Caffe实战之Python接口系列(三)Fine-tuning a Pretrained Network

引言

记录学习官网的例程中的一些重要语句,遇到的问题等,内容分散,建议顺序查看。
主要是调用Caffe的Python接口
源文件就在{caffe_root}/examples中,安装sudo pip install jupyter打开即可运行,初学者最好是放在它指定的目录,如,否则要改很多路径。
注:eaxmples是用jupyter notebook写的,部分Cell中出现了一些特殊的用法:
1. 感叹号‘!’:用于执行系统命令,如 !pwd
2. 百分号‘%’:用法太多,如 %matplotlib inline 显示绘图窗口 详见Jupyter Notebook Viewer

目录

微调一个预训练的网络用于风格识别

1. 配置网络并下载数据集

# Helper function for deprocessing preprocessed images, e.g., for display. 逆向处理已经预处理过的图像
def deprocess_net_image(image):
    image = image.copy()              # don't modify destructively
    image = image[::-1]               # BGR -> RGB
    image = image.transpose(1, 2, 0)  # CHW -> HWC
    image += [123, 117, 104]          # (approximately) undo mean subtraction

    # clamp values in [0, 255]
    image[image < 0], image[image > 255] = 0, 255

    # round and cast from float32 to uint8
    image = np.round(image)
    image = np.require(image, dtype=np.uint8)

    return image

2. 定义并运行网络

  • 这个网络定义在写法和表现形式上和上一节有所差别,先对pycaffe的部分层定义进行融合包装,下面通过调用该函数且传入不同参数,能够实现同类型的层可以设置不同的层参数。方便快速构建多层网络。
from caffe import layers as L
from caffe import params as P

weight_param = dict(lr_mult=1, decay_mult=1)
bias_param   = dict(lr_mult=2, decay_mult=0)
learned_param = [weight_param, bias_param]

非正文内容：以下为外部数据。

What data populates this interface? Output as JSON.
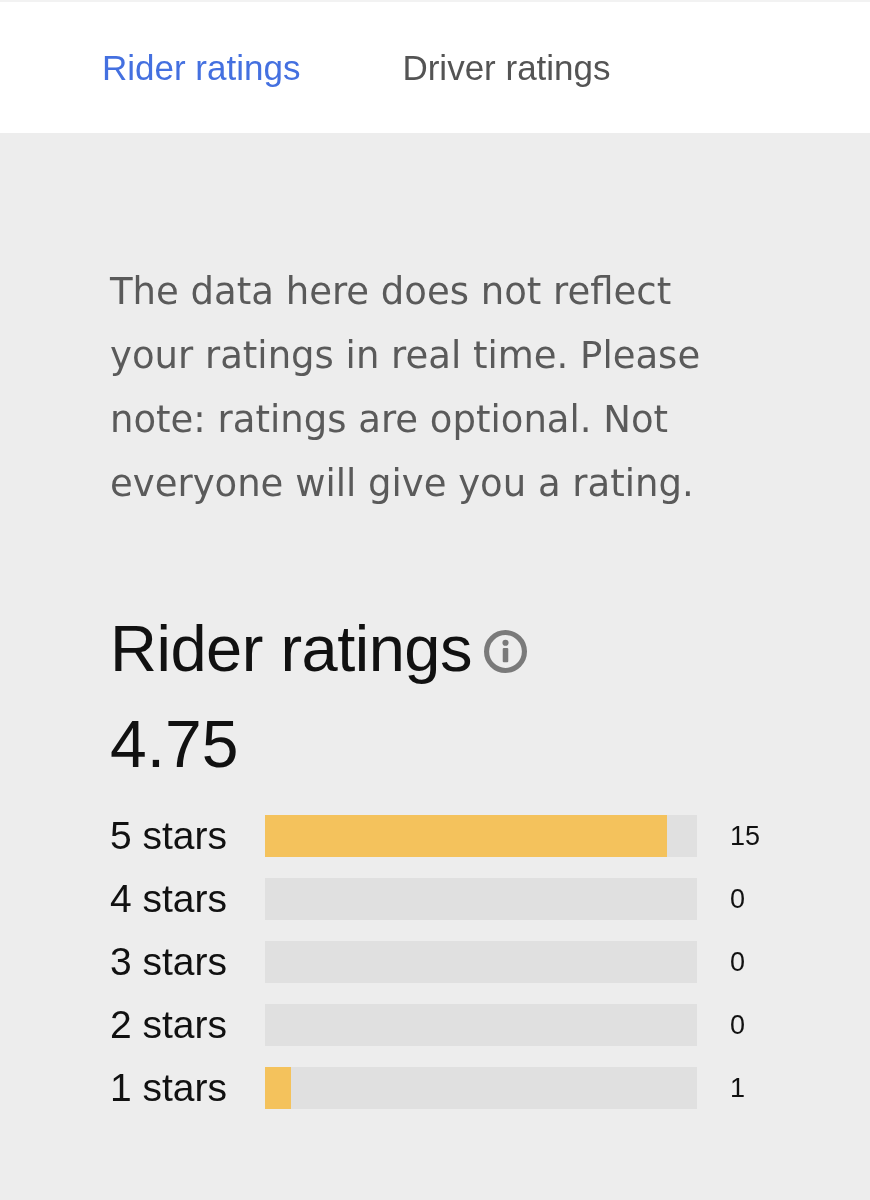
{
  "tabs": [
    {
      "label": "Rider ratings",
      "selected": true
    },
    {
      "label": "Driver ratings",
      "selected": false
    }
  ],
  "notice": {
    "text": "The data here does not reflect your ratings in real time. Please note: ratings are optional. Not everyone will give you a rating."
  },
  "ratings": {
    "title": "Rider ratings",
    "average": "4.75",
    "rows": [
      {
        "label": "5 stars",
        "level": 0.93,
        "count": "15"
      },
      {
        "label": "4 stars",
        "level": 0,
        "count": "0"
      },
      {
        "label": "3 stars",
        "level": 0,
        "count": "0"
      },
      {
        "label": "2 stars",
        "level": 0,
        "count": "0"
      },
      {
        "label": "1 stars",
        "level": 0.06,
        "count": "1"
      }
    ]
  }
}
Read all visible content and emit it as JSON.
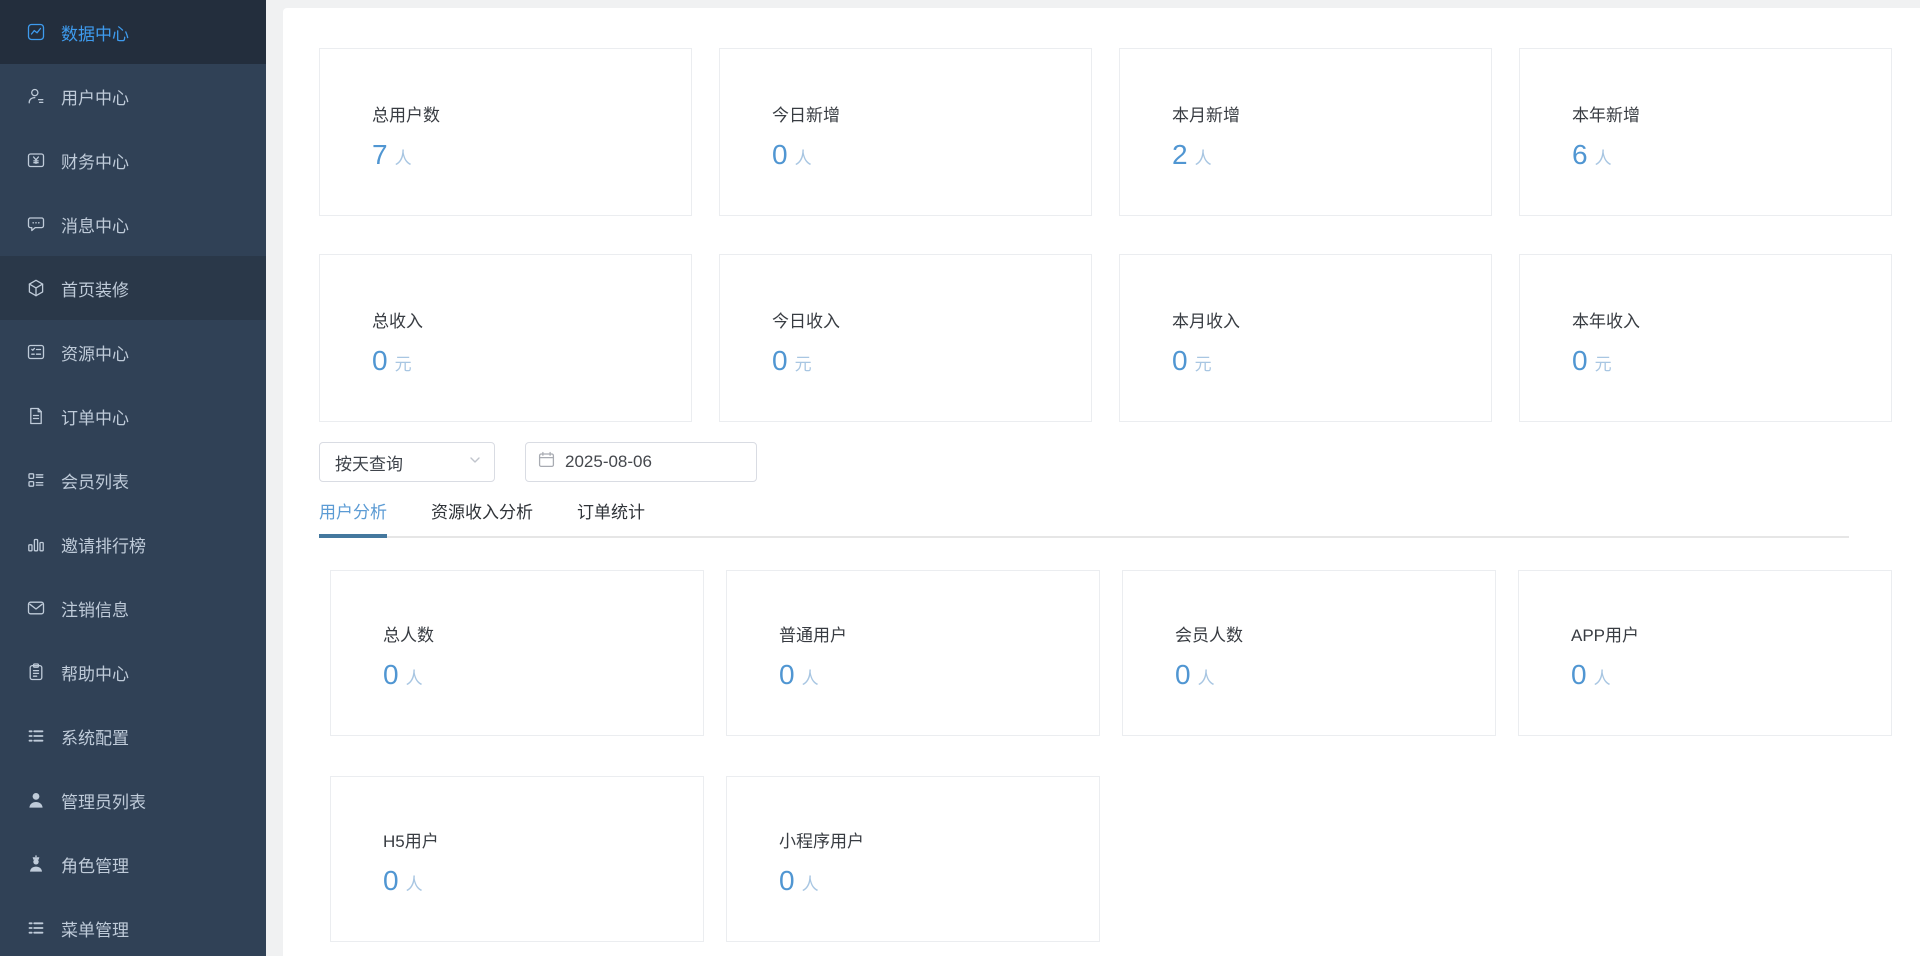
{
  "sidebar": {
    "items": [
      {
        "label": "数据中心",
        "icon": "trend-chart-icon",
        "state": "active"
      },
      {
        "label": "用户中心",
        "icon": "user-icon",
        "state": "normal"
      },
      {
        "label": "财务中心",
        "icon": "finance-box-icon",
        "state": "normal"
      },
      {
        "label": "消息中心",
        "icon": "message-bubble-icon",
        "state": "normal"
      },
      {
        "label": "首页装修",
        "icon": "cube-icon",
        "state": "hovered"
      },
      {
        "label": "资源中心",
        "icon": "resource-list-icon",
        "state": "normal"
      },
      {
        "label": "订单中心",
        "icon": "order-document-icon",
        "state": "normal"
      },
      {
        "label": "会员列表",
        "icon": "member-list-icon",
        "state": "normal"
      },
      {
        "label": "邀请排行榜",
        "icon": "bar-chart-icon",
        "state": "normal"
      },
      {
        "label": "注销信息",
        "icon": "mail-icon",
        "state": "normal"
      },
      {
        "label": "帮助中心",
        "icon": "clipboard-icon",
        "state": "normal"
      },
      {
        "label": "系统配置",
        "icon": "menu-lines-icon",
        "state": "normal"
      },
      {
        "label": "管理员列表",
        "icon": "admin-person-icon",
        "state": "normal"
      },
      {
        "label": "角色管理",
        "icon": "role-person-icon",
        "state": "normal"
      },
      {
        "label": "菜单管理",
        "icon": "menu-lines-icon",
        "state": "normal"
      }
    ]
  },
  "overview_cards": [
    {
      "label": "总用户数",
      "value": "7",
      "unit": "人"
    },
    {
      "label": "今日新增",
      "value": "0",
      "unit": "人"
    },
    {
      "label": "本月新增",
      "value": "2",
      "unit": "人"
    },
    {
      "label": "本年新增",
      "value": "6",
      "unit": "人"
    },
    {
      "label": "总收入",
      "value": "0",
      "unit": "元"
    },
    {
      "label": "今日收入",
      "value": "0",
      "unit": "元"
    },
    {
      "label": "本月收入",
      "value": "0",
      "unit": "元"
    },
    {
      "label": "本年收入",
      "value": "0",
      "unit": "元"
    }
  ],
  "filters": {
    "query_type": "按天查询",
    "date": "2025-08-06"
  },
  "tabs": [
    {
      "label": "用户分析",
      "active": true
    },
    {
      "label": "资源收入分析",
      "active": false
    },
    {
      "label": "订单统计",
      "active": false
    }
  ],
  "analysis_cards": [
    {
      "label": "总人数",
      "value": "0",
      "unit": "人"
    },
    {
      "label": "普通用户",
      "value": "0",
      "unit": "人"
    },
    {
      "label": "会员人数",
      "value": "0",
      "unit": "人"
    },
    {
      "label": "APP用户",
      "value": "0",
      "unit": "人"
    },
    {
      "label": "H5用户",
      "value": "0",
      "unit": "人"
    },
    {
      "label": "小程序用户",
      "value": "0",
      "unit": "人"
    }
  ],
  "colors": {
    "sidebar_bg": "#304156",
    "sidebar_active_bg": "#232e3d",
    "sidebar_text": "#bfcbd9",
    "accent_blue": "#3e9bee",
    "stat_value_blue": "#5096d2",
    "stat_unit_blue": "#a8c6e2",
    "tab_active_text": "#5b9bd4",
    "tab_indicator": "#44789e",
    "card_border": "#ebedf0",
    "input_border": "#d9dce3",
    "page_bg": "#f0f1f2"
  }
}
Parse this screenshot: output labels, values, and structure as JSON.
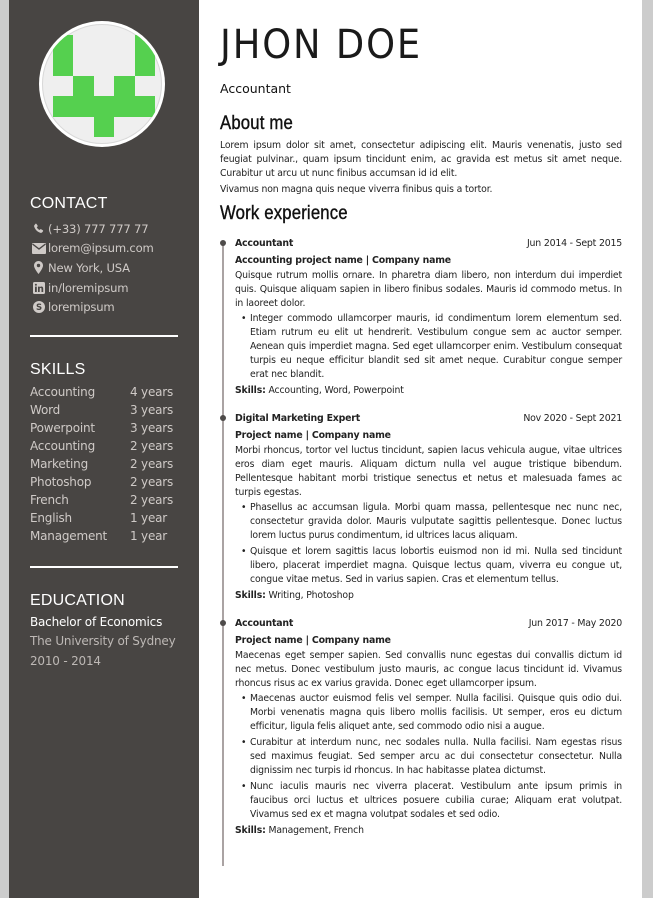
{
  "profile": {
    "name": "JHON DOE",
    "job_title": "Accountant",
    "avatar": {
      "type": "identicon",
      "color": "#55d04f",
      "background": "#efefef",
      "grid": [
        [
          1,
          0,
          0,
          0,
          1
        ],
        [
          1,
          0,
          0,
          0,
          1
        ],
        [
          0,
          1,
          0,
          1,
          0
        ],
        [
          1,
          1,
          1,
          1,
          1
        ],
        [
          0,
          0,
          1,
          0,
          0
        ]
      ]
    }
  },
  "sidebar": {
    "contact": {
      "title": "CONTACT",
      "items": [
        {
          "icon": "phone-icon",
          "text": "(+33) 777 777 77"
        },
        {
          "icon": "envelope-icon",
          "text": "lorem@ipsum.com"
        },
        {
          "icon": "map-marker-icon",
          "text": "New York, USA"
        },
        {
          "icon": "linkedin-icon",
          "text": "in/loremipsum"
        },
        {
          "icon": "skype-icon",
          "text": "loremipsum"
        }
      ]
    },
    "skills": {
      "title": "SKILLS",
      "items": [
        {
          "name": "Accounting",
          "duration": "4 years"
        },
        {
          "name": "Word",
          "duration": "3 years"
        },
        {
          "name": "Powerpoint",
          "duration": "3 years"
        },
        {
          "name": "Accounting",
          "duration": "2 years"
        },
        {
          "name": "Marketing",
          "duration": "2 years"
        },
        {
          "name": "Photoshop",
          "duration": "2 years"
        },
        {
          "name": "French",
          "duration": "2 years"
        },
        {
          "name": "English",
          "duration": "1 year"
        },
        {
          "name": "Management",
          "duration": "1 year"
        }
      ]
    },
    "education": {
      "title": "EDUCATION",
      "degree": "Bachelor of Economics",
      "school": "The University of Sydney",
      "years": "2010 - 2014"
    }
  },
  "about": {
    "title": "About me",
    "paragraphs": [
      "Lorem ipsum dolor sit amet, consectetur adipiscing elit. Mauris venenatis, justo sed feugiat pulvinar., quam ipsum tincidunt enim, ac gravida est metus sit amet neque. Curabitur ut arcu ut nunc finibus accumsan id id elit.",
      "Vivamus non magna quis neque viverra finibus quis a tortor."
    ]
  },
  "work": {
    "title": "Work experience",
    "skills_label": "Skills:",
    "jobs": [
      {
        "role": "Accountant",
        "dates": "Jun 2014 - Sept 2015",
        "project": "Accounting project name | Company name",
        "description": "Quisque rutrum mollis ornare. In pharetra diam libero, non interdum dui imperdiet quis. Quisque aliquam sapien in libero finibus sodales. Mauris id commodo metus. In in laoreet dolor.",
        "bullets": [
          "Integer commodo ullamcorper mauris, id condimentum lorem elementum sed. Etiam rutrum eu elit ut hendrerit. Vestibulum congue sem ac auctor semper. Aenean quis imperdiet magna. Sed eget ullamcorper enim. Vestibulum consequat turpis eu neque efficitur blandit sed sit amet neque. Curabitur congue semper erat nec blandit."
        ],
        "skills": "Accounting, Word, Powerpoint"
      },
      {
        "role": "Digital Marketing Expert",
        "dates": "Nov 2020 - Sept 2021",
        "project": "Project name | Company name",
        "description": "Morbi rhoncus, tortor vel luctus tincidunt, sapien lacus vehicula augue, vitae ultrices eros diam eget mauris. Aliquam dictum nulla vel augue tristique bibendum. Pellentesque habitant morbi tristique senectus et netus et malesuada fames ac turpis egestas.",
        "bullets": [
          "Phasellus ac accumsan ligula. Morbi quam massa, pellentesque nec nunc nec, consectetur gravida dolor. Mauris vulputate sagittis pellentesque. Donec luctus lorem luctus purus condimentum, id ultrices lacus aliquam.",
          "Quisque et lorem sagittis lacus lobortis euismod non id mi. Nulla sed tincidunt libero, placerat imperdiet magna. Quisque lectus quam, viverra eu congue ut, congue vitae metus. Sed in varius sapien. Cras et elementum tellus."
        ],
        "skills": "Writing, Photoshop"
      },
      {
        "role": "Accountant",
        "dates": "Jun 2017 - May 2020",
        "project": "Project name | Company name",
        "description": "Maecenas eget semper sapien. Sed convallis nunc egestas dui convallis dictum id nec metus. Donec vestibulum justo mauris, ac congue lacus tincidunt id. Vivamus rhoncus risus ac ex varius gravida. Donec eget ullamcorper ipsum.",
        "bullets": [
          "Maecenas auctor euismod felis vel semper. Nulla facilisi. Quisque quis odio dui. Morbi venenatis magna quis libero mollis facilisis. Ut semper, eros eu dictum efficitur, ligula felis aliquet ante, sed commodo odio nisi a augue.",
          "Curabitur at interdum nunc, nec sodales nulla. Nulla facilisi. Nam egestas risus sed maximus feugiat. Sed semper arcu ac dui consectetur consectetur. Nulla dignissim nec turpis id rhoncus. In hac habitasse platea dictumst.",
          "Nunc iaculis mauris nec viverra placerat. Vestibulum ante ipsum primis in faucibus orci luctus et ultrices posuere cubilia curae; Aliquam erat volutpat. Vivamus sed ex et magna volutpat sodales et sed odio."
        ],
        "skills": "Management, French"
      }
    ]
  },
  "colors": {
    "sidebar_bg": "#484543",
    "accent_green": "#55d04f",
    "timeline": "#aaa3a3",
    "page_border": "#cccccc"
  }
}
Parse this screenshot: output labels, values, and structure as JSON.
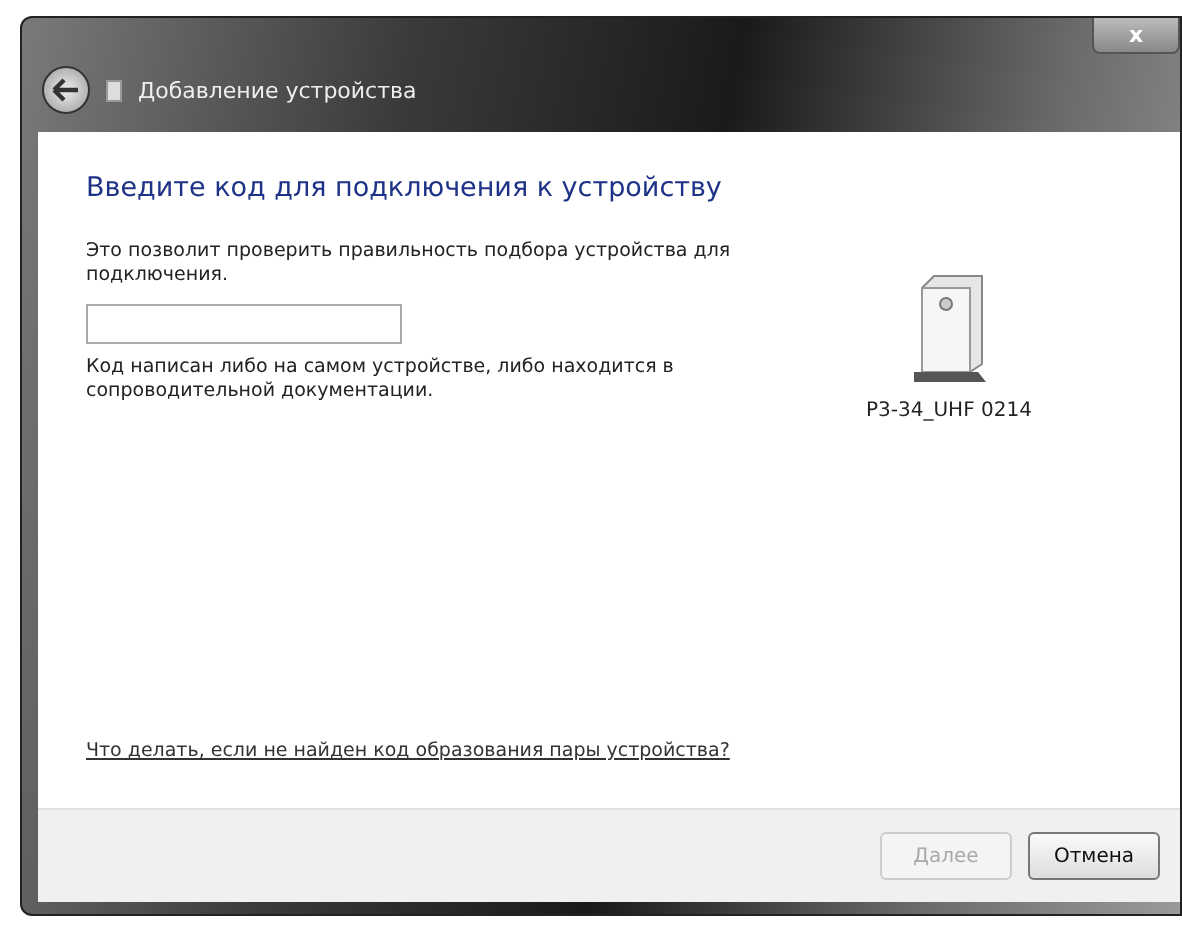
{
  "window": {
    "title": "Добавление устройства",
    "close": "x"
  },
  "heading": "Введите код для подключения к устройству",
  "description": "Это позволит проверить правильность подбора устройства для подключения.",
  "hint": "Код написан либо на самом устройстве, либо находится в сопроводительной документации.",
  "device": {
    "name": "P3-34_UHF 0214"
  },
  "help_link": "Что делать, если не найден код образования пары устройства?",
  "buttons": [
    {
      "label": "Далее",
      "disabled": true
    },
    {
      "label": "Отмена",
      "disabled": false
    }
  ]
}
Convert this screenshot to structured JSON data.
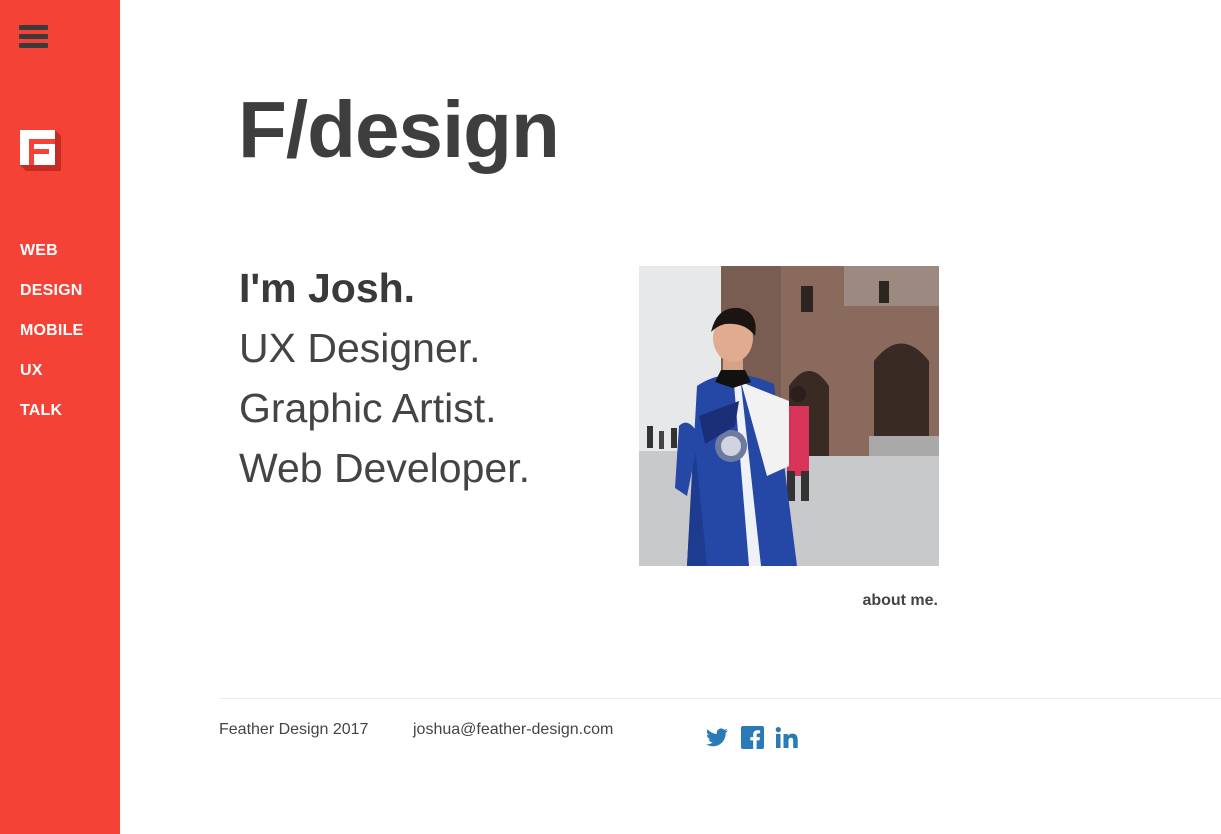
{
  "sidebar": {
    "menu_icon": "hamburger-menu-icon",
    "logo_icon": "feather-design-logo-icon",
    "nav": [
      {
        "label": "WEB"
      },
      {
        "label": "DESIGN"
      },
      {
        "label": "MOBILE"
      },
      {
        "label": "UX"
      },
      {
        "label": "TALK"
      }
    ]
  },
  "main": {
    "brand": "F/design",
    "intro": {
      "name": "I'm Josh.",
      "roles": [
        "UX Designer.",
        "Graphic Artist.",
        "Web Developer."
      ]
    },
    "photo_icon": "profile-photo",
    "about_link": "about me."
  },
  "footer": {
    "copyright": "Feather Design 2017",
    "email": "joshua@feather-design.com",
    "social": [
      {
        "icon": "twitter-icon"
      },
      {
        "icon": "facebook-icon"
      },
      {
        "icon": "linkedin-icon"
      }
    ]
  },
  "colors": {
    "sidebar_bg": "#f44336",
    "text_dark": "#444444",
    "social_blue": "#2a7ab8"
  }
}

frozen_param = [dict(lr_mult=0)] * 2 # 将lr_mult设置为0来冻结层参数

def conv_relu(bottom, ks, nout, stride=1, pad=0, group=1,
              param=learned_param,
              weight_filler=dict(type='gaussian', std=0.01),
              bias_filler=dict(type='constant', value=0.1)):
    conv = L.Convolution(bottom, kernel_size=ks, stride=stride,
                         num_output=nout, pad=pad, group=group,
                         param=param, weight_filler=weight_filler,
                         bias_filler=bias_filler)
    return conv, L.ReLU(conv, in_place=True)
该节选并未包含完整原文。